Work at SourceForge, help us to make it a better place! We have an immediate need for a Support Technician in our San Francisco or Denver office.

Close

#4781 http::geturl fails for at least 1 RSS feed

obsolete: 8.6b1
open
Pat Thoyts
5
2011-01-25
2011-01-25
Anonymous
No

The following script fails when run on tcl-8.6.0.0b4:

set url {http://www.npr.org/templates/rss/podlayer.php?id=13}
set file "[ clock seconds ].xml"
set out [ open $file w ]
http::geturl $url -channel $out
close $out
set channel [ tDOM::xmlOpenFile $file ]
set doc [ dom parse -channel $channel ]
chan close $channel

The [dom parse ...] fails because the file retrieved by the [http::geturl ...] is missing a chunk of data starting somewhere around line 67.

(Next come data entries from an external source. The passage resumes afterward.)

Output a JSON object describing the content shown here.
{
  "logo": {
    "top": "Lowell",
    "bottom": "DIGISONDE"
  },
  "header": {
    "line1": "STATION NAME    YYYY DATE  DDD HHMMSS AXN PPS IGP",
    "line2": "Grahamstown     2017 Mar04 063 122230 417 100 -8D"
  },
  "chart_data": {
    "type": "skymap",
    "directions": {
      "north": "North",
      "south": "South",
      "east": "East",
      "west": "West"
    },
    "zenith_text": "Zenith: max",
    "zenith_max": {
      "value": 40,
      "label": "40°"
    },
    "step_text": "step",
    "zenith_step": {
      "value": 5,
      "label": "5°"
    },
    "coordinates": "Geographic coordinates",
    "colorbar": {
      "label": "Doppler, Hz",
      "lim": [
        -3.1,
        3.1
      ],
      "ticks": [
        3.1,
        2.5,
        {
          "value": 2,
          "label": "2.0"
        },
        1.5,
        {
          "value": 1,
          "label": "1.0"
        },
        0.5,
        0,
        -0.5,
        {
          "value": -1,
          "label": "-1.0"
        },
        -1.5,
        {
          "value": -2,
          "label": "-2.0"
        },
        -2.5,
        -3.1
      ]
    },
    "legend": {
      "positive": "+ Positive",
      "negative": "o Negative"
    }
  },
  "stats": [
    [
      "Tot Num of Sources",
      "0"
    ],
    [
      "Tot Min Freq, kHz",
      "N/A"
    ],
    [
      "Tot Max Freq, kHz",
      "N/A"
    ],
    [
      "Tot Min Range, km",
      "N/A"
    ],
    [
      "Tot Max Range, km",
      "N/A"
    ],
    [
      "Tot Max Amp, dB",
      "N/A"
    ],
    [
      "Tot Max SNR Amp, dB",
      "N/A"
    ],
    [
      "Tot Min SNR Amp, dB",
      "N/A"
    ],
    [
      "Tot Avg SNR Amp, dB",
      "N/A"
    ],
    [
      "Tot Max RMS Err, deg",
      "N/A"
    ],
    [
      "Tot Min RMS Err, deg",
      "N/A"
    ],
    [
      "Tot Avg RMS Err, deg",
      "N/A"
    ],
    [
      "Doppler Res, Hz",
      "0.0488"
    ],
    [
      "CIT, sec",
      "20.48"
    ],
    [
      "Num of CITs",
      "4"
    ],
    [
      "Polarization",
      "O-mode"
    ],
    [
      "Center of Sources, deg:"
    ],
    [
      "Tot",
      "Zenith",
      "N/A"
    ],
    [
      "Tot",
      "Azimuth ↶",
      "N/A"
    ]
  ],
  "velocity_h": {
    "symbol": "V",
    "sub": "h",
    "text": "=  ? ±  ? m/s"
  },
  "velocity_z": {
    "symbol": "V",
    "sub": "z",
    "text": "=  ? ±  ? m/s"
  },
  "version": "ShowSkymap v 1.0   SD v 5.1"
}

_____________________________________________________________________________________________

Configuration information:
----------------------------------------

OS: Windows 7 (Version 6.1 (Build 7600))
Tcl: ActiveTcl 8.6.0.0b4

% info tclversion
8.6
% info patchlevel
8.6b1.2
% package require http
2.8.2
% package require tdom
0.8.3

Discussion


  • Anonymous
    2011-01-25

    script which fails - http-tcl-8.6.0.0b4-defect.tcl

     

  • Anonymous
    2011-01-25

    corrupted version of the RSS feed

     
    Attachments

  • Anonymous
    2011-01-25

    valid version of the RSS feed

     
    Attachments
  • Pat Thoyts
    Pat Thoyts
    2011-03-06

    Your problem is in handling the encoding. You should probably be setting the file to binary otherwise we apply the channel encoding to the data as we write it to the disk file. In this case you likely later expect it to be utf8.

    However, when we retrieve the resource using the http package we handle the encoding as declared on the remote site. In this case there is no http content-encoding header and its type is text/xml so we are treating the inbound stream as iso8859-1. The file internally declares xml utf-8 but we will never look inside the file.

    I suggest you use [open $file wb] and see how that works.

     

  • Anonymous
    2011-03-08

    Thanks for the response.

    I'll take a look at the specified URLs.

    One thing that confuses me about this issue is that the application I excerpted the code from has been working fine on Tcl 8.5.6, 8.5.8, & 8.5.9; but when I tried it with an 8.6 beta release, I found that a chunk of data missing near the 67th line in the temp file of captured data.

    Is the behavior of http::geturl expected to be different in 8.6?

     

  • Anonymous
    2011-03-08

    Notes:
    1) The attached XML file labeled "valid version of the RSS feed" was generated by running the code on Tcl 8.5.9.
    2) The attached XML file labeled "corrupted version of the RSS feed" was generated by running the code on Tcl 8.6.0.0b4 (ActiveTcl version #).